Alongside these positive stories, to be fair, is an item in today’s paper about another supporter of Prop. 8, the law that took the right to marry away from gays in California - beside the Pacific (ahem) Justice Institute boys, I mean.  The Reverend Salvatore Cordileone  is assuming office as archbishop of San Francisco.  And how is he being welcomed?  At a Board of Supervisors meeting, Supervisor Christina Olague announced, “It’s disappointing that the church has assigned a person here who has shown a great deal of hostility to the (lgbt) community.”  She described him as “lacking in compassion.”  Two other gay supervisors (Olague is bisexual), David Campos, like Olague, a catholic, and Scott Wiener tried to tone down the rhetoric, speaking of common ground and the need to work together.

Imagine having to do his job…

Up at dawn.  Mass in the chapel.  Scold some women for practicing birth control.

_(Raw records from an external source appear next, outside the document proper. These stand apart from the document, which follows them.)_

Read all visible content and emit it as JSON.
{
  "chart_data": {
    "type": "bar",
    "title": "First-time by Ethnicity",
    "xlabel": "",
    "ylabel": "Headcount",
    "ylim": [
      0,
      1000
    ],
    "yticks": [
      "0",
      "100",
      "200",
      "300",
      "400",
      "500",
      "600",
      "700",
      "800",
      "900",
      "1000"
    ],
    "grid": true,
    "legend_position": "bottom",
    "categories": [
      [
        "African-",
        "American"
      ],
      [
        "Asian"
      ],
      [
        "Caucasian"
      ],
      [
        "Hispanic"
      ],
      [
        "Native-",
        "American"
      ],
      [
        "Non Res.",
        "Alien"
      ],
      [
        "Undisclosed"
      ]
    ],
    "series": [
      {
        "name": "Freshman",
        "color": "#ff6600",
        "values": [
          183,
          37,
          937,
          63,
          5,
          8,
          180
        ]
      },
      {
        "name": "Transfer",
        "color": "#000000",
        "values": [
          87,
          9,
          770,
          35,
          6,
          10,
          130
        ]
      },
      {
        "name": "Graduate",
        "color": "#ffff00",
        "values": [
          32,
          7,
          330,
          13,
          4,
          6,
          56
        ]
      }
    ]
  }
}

Explain to the parishoners at Holy Redeemer that they are sinners and will not be able to take communion.

Read the reports on the latest child abuse cases.  Explain once more that you don’t really have anything against women.  They just cannot become priests because Jesus was a man.  And of course, that’s logical.  You just need to pray about it.

Seek common ground with two gay supervisors who want to work with you and one bisexual who doesn’t.

Explain to some high school kids that your name is not a Mafia name.

And no, the Catholic church is not “just another kind of Mafia, Johnny.  Take your seat, please.”

I suspect it’s going to be a bumpy ride.

It was so much easier in the Middle Ages when you were the only guy in town who could read.

And nobody was trying to persuade you that women hold up half the sky.